Employing word vectors in place of log templates improves resilience in the embeddings for new log formats. These methods display better results. For instance, Z Wang et al. designed a semantic vector space model that cleanly highlights anomalous logs on a temporal CNN [33]. Li et al. use time and semantic embeddings to detect sequential anomalies [13]. These approaches acquire efficient representations but draw excessive contextual details and invariably noise too. The NBFS module proposed in our work eliminates such less relevant factors from impacting decision making. In place of text parsing, an end-to-end character-level neural network was presented by Hashemi et al. that achieved a 0.99 F1 score on BGL and HDFS [18]. This technique fails on OpenStack logs where the anomalies are too finely spread over certain VM instance messages to be solely distinguished at the character level.

Amongst LSTM methods, analysing multiple relationships such as pre/post order of events and component-aware templates improves the efficacy of LSTM. Yin et al. and Chen et al. demonstrate Dual LSTM that can inspect such patterns [5, 10]. These models capture long-term dependencies yet are not explicitly trained for semantic/contextual similarities between log words. On the other hand, Lv et al. that utilized word vectors converged with better precision [11]. In our proposed architecture, the SEN module ensures appropriate semantic-aware features for anomaly detection. Handcrafted features such as frequency, surge and variables have also been effective inputs for LSTM, as shown by Zhou et al. [4]. Nevertheless, they are derivative statistics and do not directly express inherent log contents, which in turn enables the LSTM to form better correlations.

Besides these approaches, autoencoders are shown to generate useful low-dimensional features for differentiating anomalies [16, 34]. Autoencoder presents a risk of lossy transformation. Training an autoencoder requires a lot of data, processing time and hyper-parameter tuning, whereas the proposed SEN is tuned directly for the word2vec objective and converges faster.
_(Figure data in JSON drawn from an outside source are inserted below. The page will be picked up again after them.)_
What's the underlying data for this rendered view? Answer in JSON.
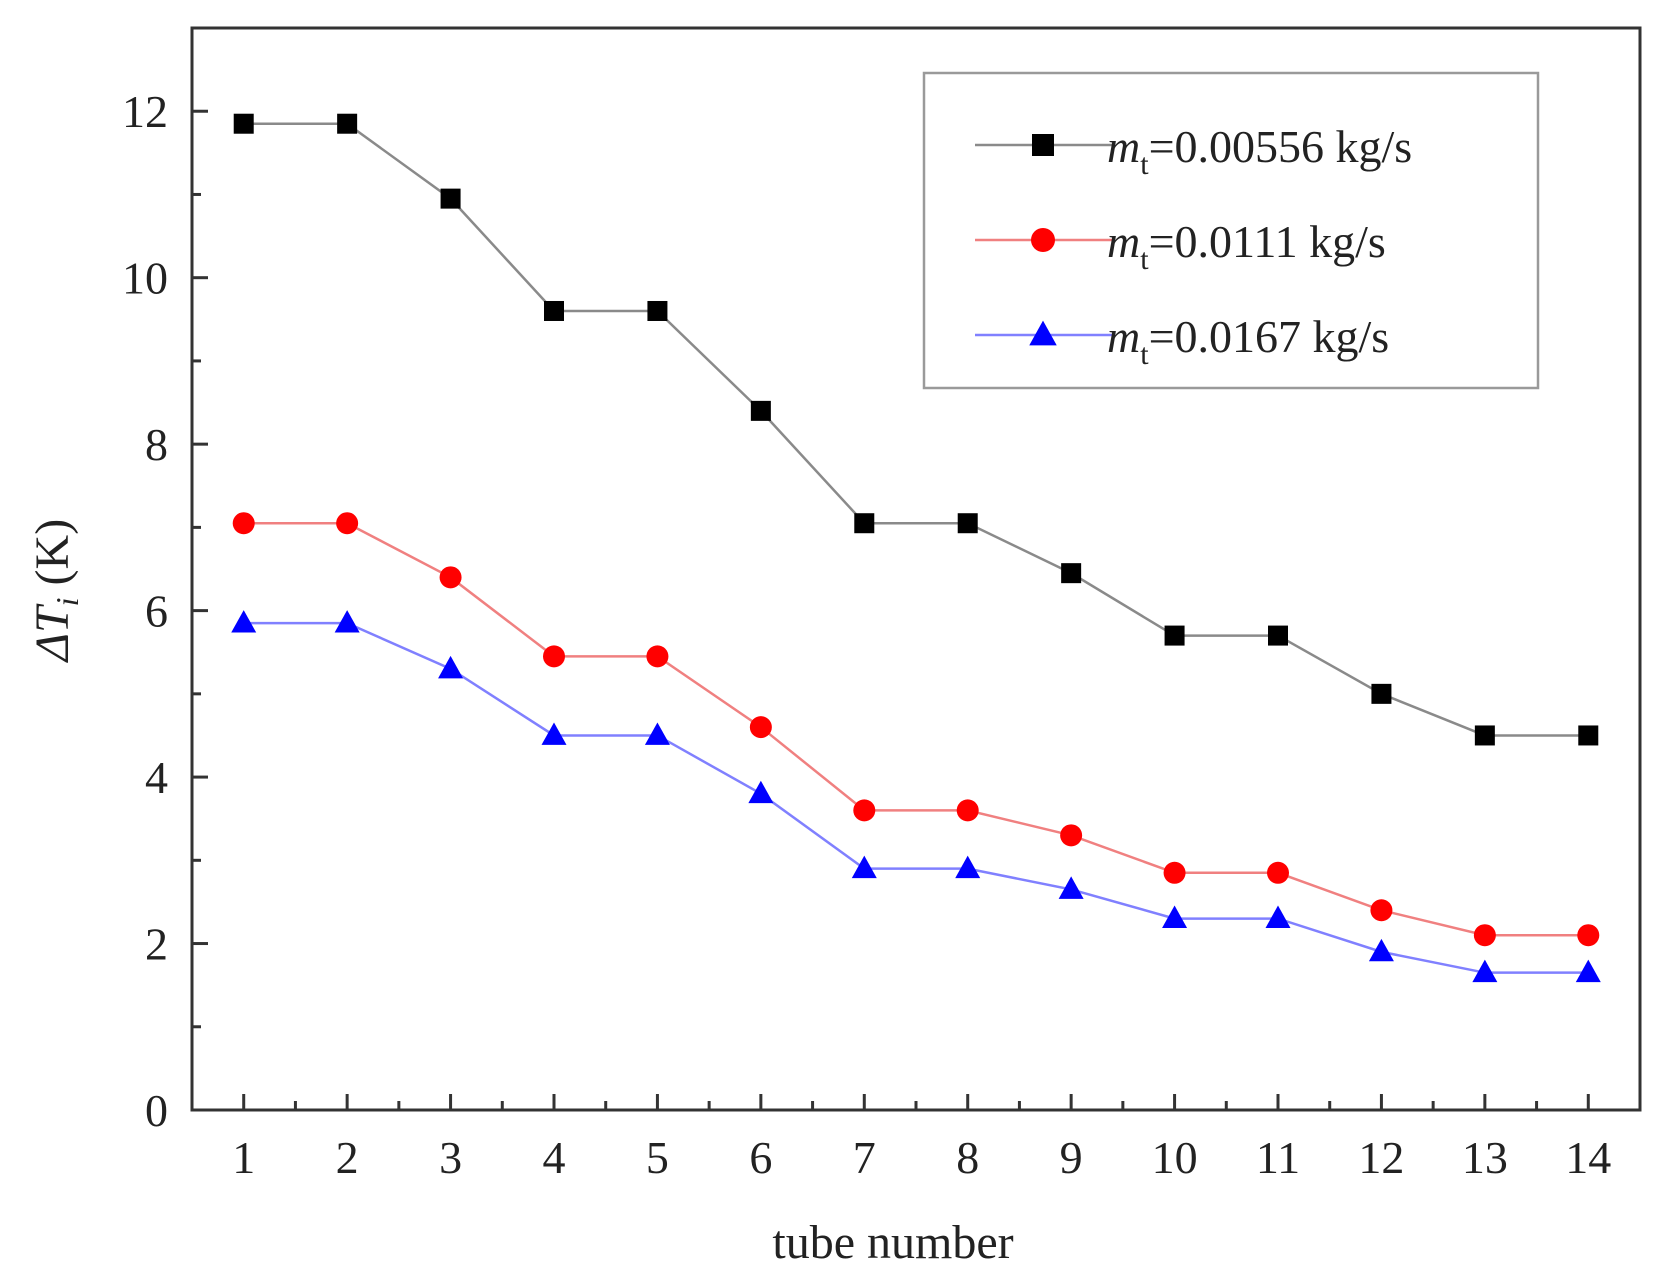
{
  "chart_data": {
    "type": "line",
    "title": "",
    "xlabel": "tube number",
    "ylabel": {
      "symbol": "ΔT",
      "subscript": "i",
      "unit": " (K)"
    },
    "x": [
      1,
      2,
      3,
      4,
      5,
      6,
      7,
      8,
      9,
      10,
      11,
      12,
      13,
      14
    ],
    "xlim": [
      0.5,
      14.5
    ],
    "ylim": [
      0,
      13
    ],
    "yticks": [
      0,
      2,
      4,
      6,
      8,
      10,
      12
    ],
    "xticks": [
      1,
      2,
      3,
      4,
      5,
      6,
      7,
      8,
      9,
      10,
      11,
      12,
      13,
      14
    ],
    "grid": false,
    "legend_position": "top-right",
    "series": [
      {
        "name": "m_t=0.00556 kg/s",
        "label_var": "m",
        "label_sub": "t",
        "label_rest": "=0.00556 kg/s",
        "marker": "square",
        "color": "#000000",
        "line_color": "#8a8a8a",
        "values": [
          11.85,
          11.85,
          10.95,
          9.6,
          9.6,
          8.4,
          7.05,
          7.05,
          6.45,
          5.7,
          5.7,
          5.0,
          4.5,
          4.5
        ]
      },
      {
        "name": "m_t=0.0111 kg/s",
        "label_var": "m",
        "label_sub": "t",
        "label_rest": "=0.0111 kg/s",
        "marker": "circle",
        "color": "#ff0000",
        "line_color": "#f08080",
        "values": [
          7.05,
          7.05,
          6.4,
          5.45,
          5.45,
          4.6,
          3.6,
          3.6,
          3.3,
          2.85,
          2.85,
          2.4,
          2.1,
          2.1
        ]
      },
      {
        "name": "m_t=0.0167 kg/s",
        "label_var": "m",
        "label_sub": "t",
        "label_rest": "=0.0167 kg/s",
        "marker": "triangle",
        "color": "#0000ff",
        "line_color": "#8080ff",
        "values": [
          5.85,
          5.85,
          5.3,
          4.5,
          4.5,
          3.8,
          2.9,
          2.9,
          2.65,
          2.3,
          2.3,
          1.9,
          1.65,
          1.65
        ]
      }
    ]
  }
}
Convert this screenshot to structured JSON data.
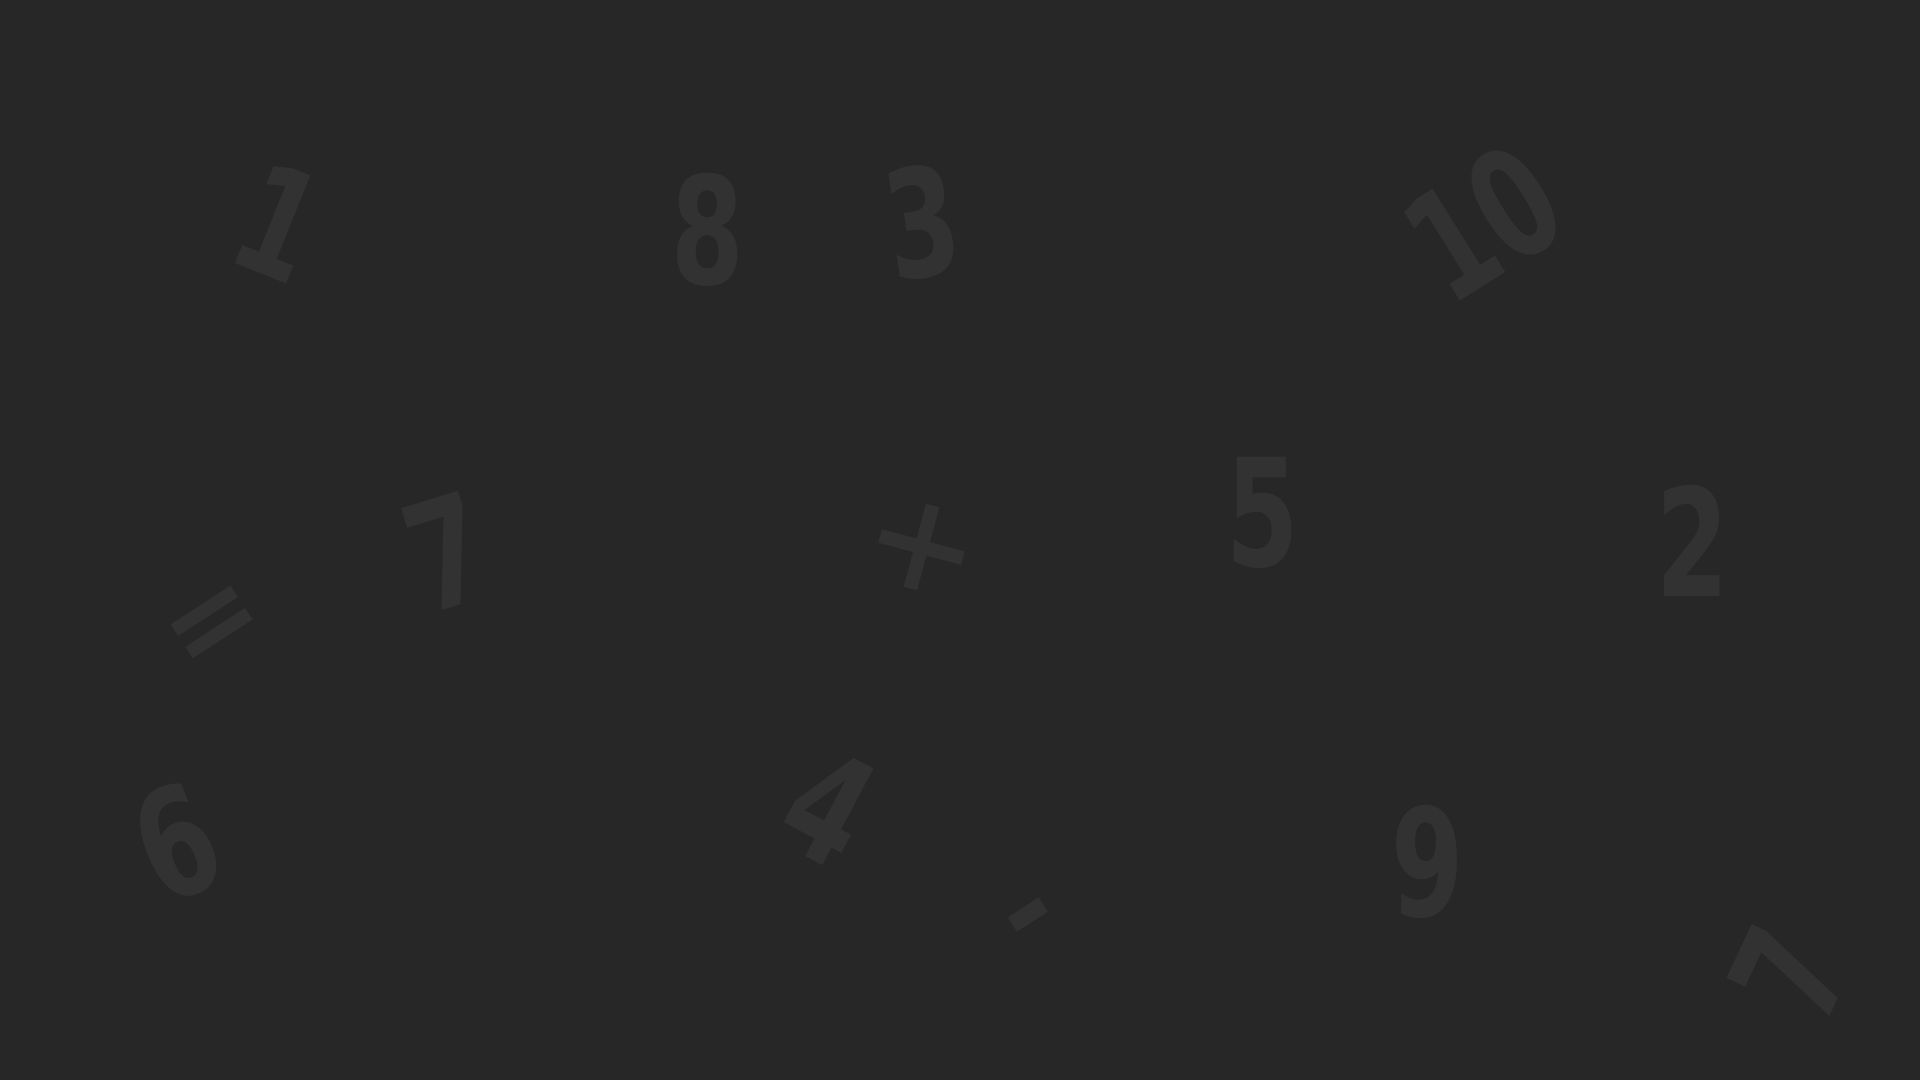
{
  "background_color": "#272727",
  "glyph_color": "#323232",
  "glyphs": {
    "one": "1",
    "eight": "8",
    "three": "3",
    "ten": "10",
    "equals": "=",
    "seven_a": "7",
    "times": "×",
    "five": "5",
    "two": "2",
    "six": "6",
    "four": "4",
    "minus": "-",
    "nine": "9",
    "seven_b": "7"
  }
}
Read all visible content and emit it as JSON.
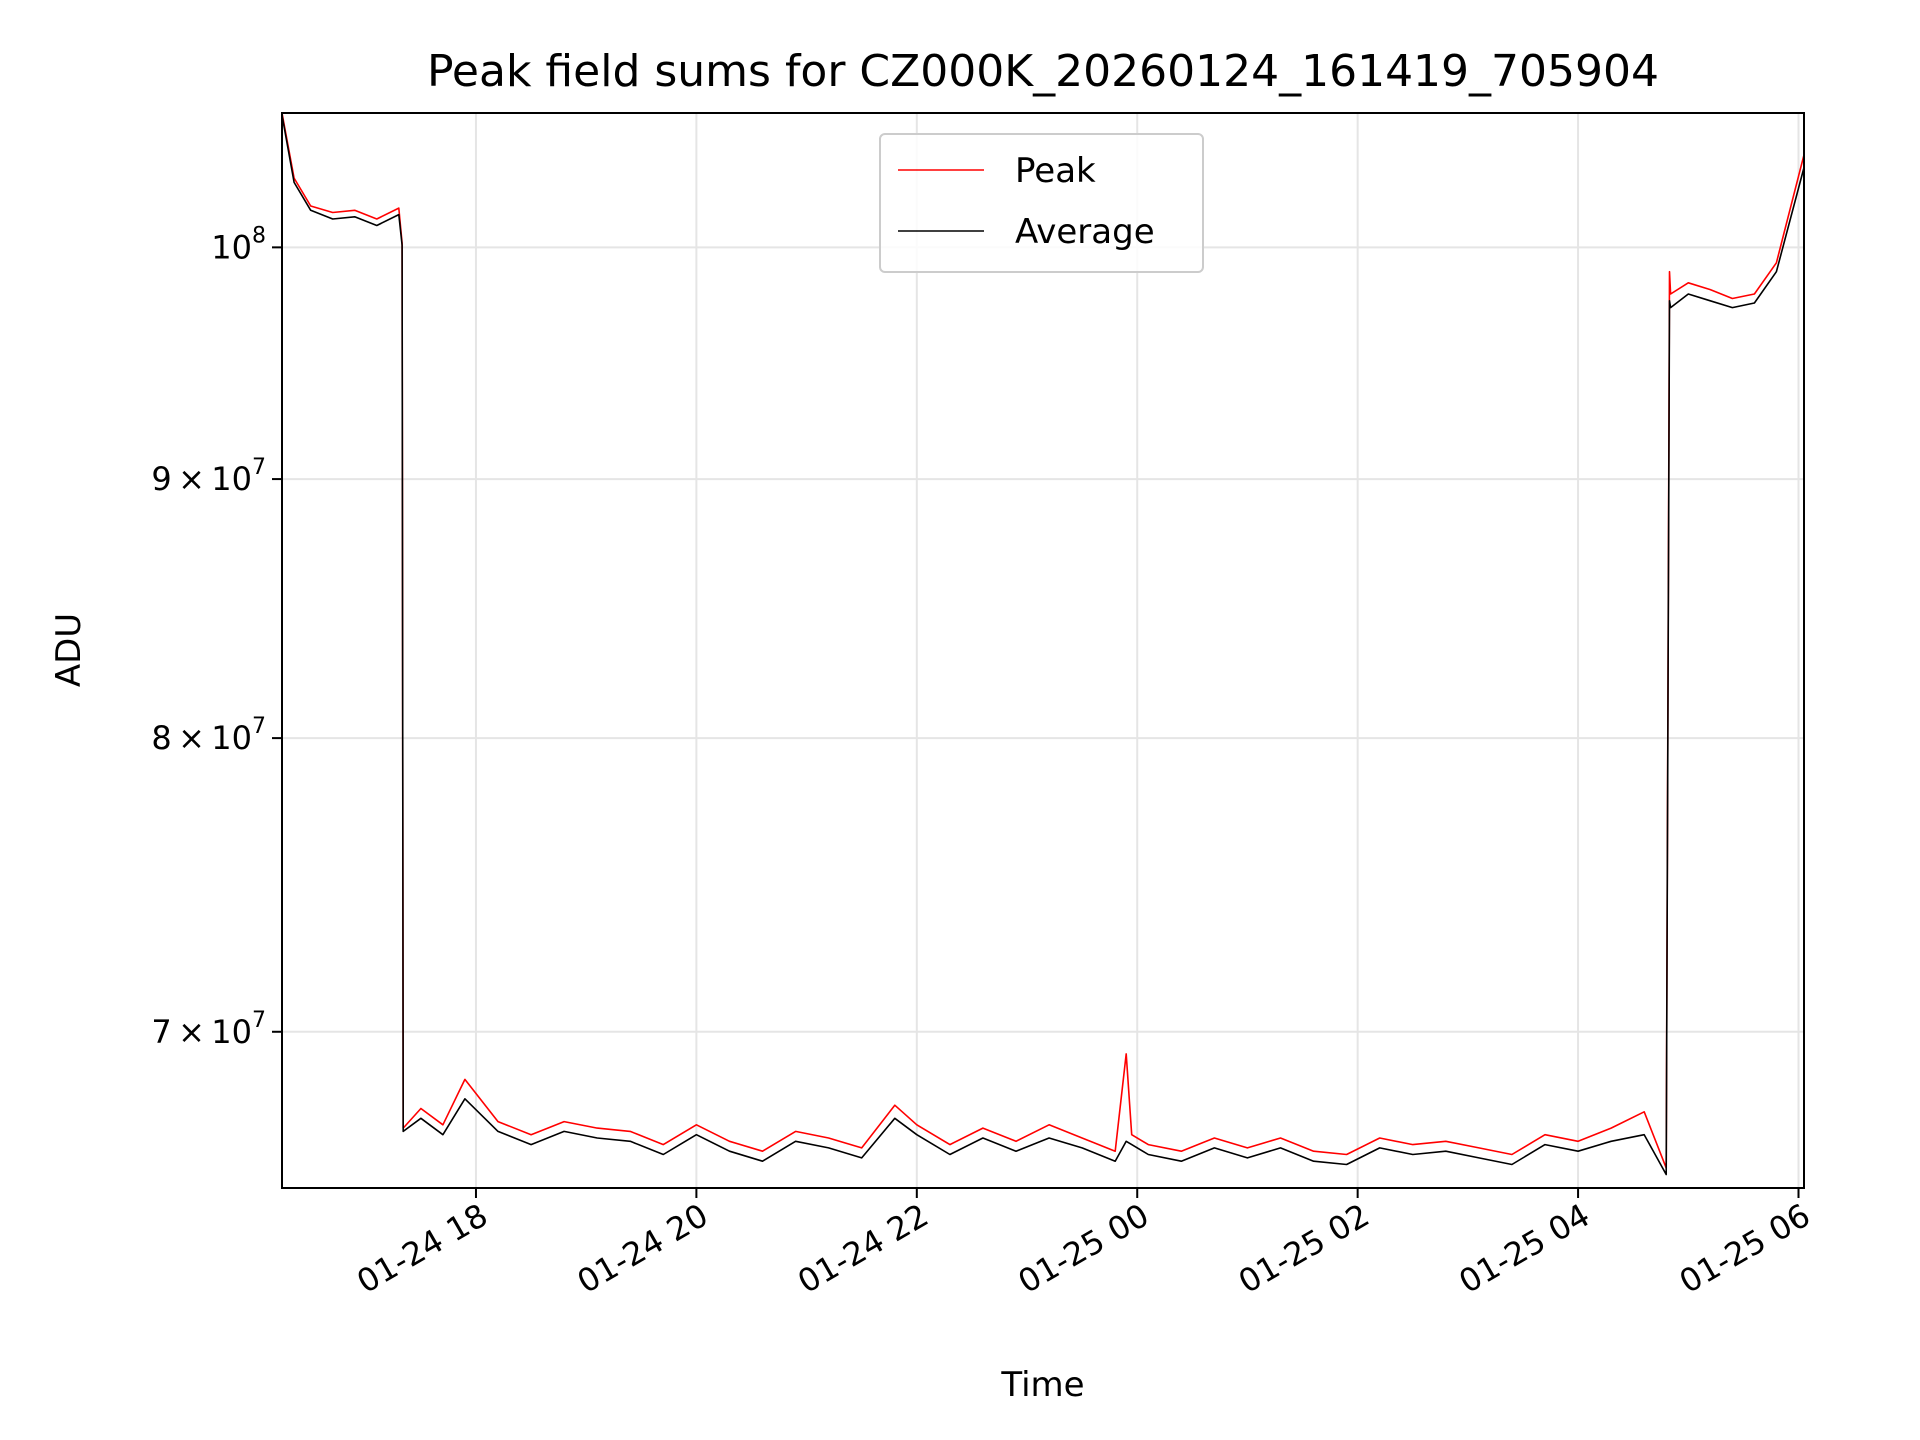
{
  "chart_data": {
    "type": "line",
    "title": "Peak field sums for CZ000K_20260124_161419_705904",
    "xlabel": "Time",
    "ylabel": "ADU",
    "yscale": "log",
    "grid": true,
    "legend_position": "top-center",
    "x_unit": "hours since 2026-01-24 00:00",
    "xlim": [
      16.24,
      30.05
    ],
    "ylim": [
      65200000,
      106300000
    ],
    "x_ticks": [
      {
        "value": 18,
        "label": "01-24 18"
      },
      {
        "value": 20,
        "label": "01-24 20"
      },
      {
        "value": 22,
        "label": "01-24 22"
      },
      {
        "value": 24,
        "label": "01-25 00"
      },
      {
        "value": 26,
        "label": "01-25 02"
      },
      {
        "value": 28,
        "label": "01-25 04"
      },
      {
        "value": 30,
        "label": "01-25 06"
      }
    ],
    "y_ticks": [
      {
        "value": 70000000,
        "base": "7 × 10",
        "exp": "7"
      },
      {
        "value": 80000000,
        "base": "8 × 10",
        "exp": "7"
      },
      {
        "value": 90000000,
        "base": "9 × 10",
        "exp": "7"
      },
      {
        "value": 100000000,
        "base": "10",
        "exp": "8"
      }
    ],
    "series": [
      {
        "name": "Peak",
        "color": "#ff0000",
        "x": [
          16.24,
          16.35,
          16.5,
          16.7,
          16.9,
          17.1,
          17.3,
          17.33,
          17.34,
          17.5,
          17.7,
          17.9,
          18.2,
          18.5,
          18.8,
          19.1,
          19.4,
          19.7,
          20.0,
          20.3,
          20.6,
          20.9,
          21.2,
          21.5,
          21.8,
          22.0,
          22.3,
          22.6,
          22.9,
          23.2,
          23.5,
          23.8,
          23.9,
          23.95,
          24.1,
          24.4,
          24.7,
          25.0,
          25.3,
          25.6,
          25.9,
          26.2,
          26.5,
          26.8,
          27.1,
          27.4,
          27.7,
          28.0,
          28.3,
          28.6,
          28.8,
          28.83,
          28.84,
          29.0,
          29.2,
          29.4,
          29.6,
          29.8,
          30.05
        ],
        "values": [
          106300000,
          103200000,
          101900000,
          101600000,
          101700000,
          101300000,
          101800000,
          100200000,
          67000000,
          67600000,
          67100000,
          68500000,
          67200000,
          66800000,
          67200000,
          67000000,
          66900000,
          66500000,
          67100000,
          66600000,
          66300000,
          66900000,
          66700000,
          66400000,
          67700000,
          67100000,
          66500000,
          67000000,
          66600000,
          67100000,
          66700000,
          66300000,
          69300000,
          66800000,
          66500000,
          66300000,
          66700000,
          66400000,
          66700000,
          66300000,
          66200000,
          66700000,
          66500000,
          66600000,
          66400000,
          66200000,
          66800000,
          66600000,
          67000000,
          67500000,
          65800000,
          98900000,
          97900000,
          98400000,
          98100000,
          97700000,
          97900000,
          99300000,
          104300000
        ]
      },
      {
        "name": "Average",
        "color": "#000000",
        "x": [
          16.24,
          16.35,
          16.5,
          16.7,
          16.9,
          17.1,
          17.3,
          17.33,
          17.34,
          17.5,
          17.7,
          17.9,
          18.2,
          18.5,
          18.8,
          19.1,
          19.4,
          19.7,
          20.0,
          20.3,
          20.6,
          20.9,
          21.2,
          21.5,
          21.8,
          22.0,
          22.3,
          22.6,
          22.9,
          23.2,
          23.5,
          23.8,
          23.9,
          23.95,
          24.1,
          24.4,
          24.7,
          25.0,
          25.3,
          25.6,
          25.9,
          26.2,
          26.5,
          26.8,
          27.1,
          27.4,
          27.7,
          28.0,
          28.3,
          28.6,
          28.8,
          28.83,
          28.84,
          29.0,
          29.2,
          29.4,
          29.6,
          29.8,
          30.05
        ],
        "values": [
          106200000,
          103000000,
          101700000,
          101300000,
          101400000,
          101000000,
          101500000,
          100100000,
          66900000,
          67300000,
          66800000,
          67900000,
          66900000,
          66500000,
          66900000,
          66700000,
          66600000,
          66200000,
          66800000,
          66300000,
          66000000,
          66600000,
          66400000,
          66100000,
          67300000,
          66800000,
          66200000,
          66700000,
          66300000,
          66700000,
          66400000,
          66000000,
          66600000,
          66500000,
          66200000,
          66000000,
          66400000,
          66100000,
          66400000,
          66000000,
          65900000,
          66400000,
          66200000,
          66300000,
          66100000,
          65900000,
          66500000,
          66300000,
          66600000,
          66800000,
          65600000,
          97600000,
          97300000,
          97900000,
          97600000,
          97300000,
          97500000,
          98900000,
          103700000
        ]
      }
    ]
  }
}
Overall, in terms of lesser complexity and highest accuracy on multiple datasets, our method comes on par with the state of the art.

5 Conclusion

This article proposes a novel approach to learn log word embeddings that takes advantage of semantic/lexical relationships across words. It processes from a subword byte-pair vocabulary but ensures that contextuality is retained in the word-level embeddings. Learning such compositional word vectors inherently solves the representability of out-of-vocabulary tokens which is a key research challenge in this area. The ability of this module to operate under irregular events was confirmed through experiments. By only observing the first 10% logs, it gave a 93% F1 score on the BGL dataset, which proves its resiliency to new messages. Additionally, this paper introduces a probabilistic mechanism for selecting the most significant logs that can aid anomaly detection. It learns a Naive Bayes probability distribution for the occurrence pattern of events. Then, it identifies the salient ones that can reflect the difference between regular logs and abnormal logs. To our best knowledge, this is the first attempt to develop such a feature selector for logs. Empirically it was observed that this module improves performance of the base classifiers, to the extent of 25% for Support Vector Machine on OpenStack dataset.

The proposed framework was demonstrated on three benchmarked datasets. The learning curves imply that the models converged optimally. It reached mean 0.99 F1 scores on all three datasets, which exceed the current arts. As future work, the model can be expanded to more kinds of logs. The explainability of target predictions can be back-traced to features on the logfile, thereby opening pathways to self-healing workflows.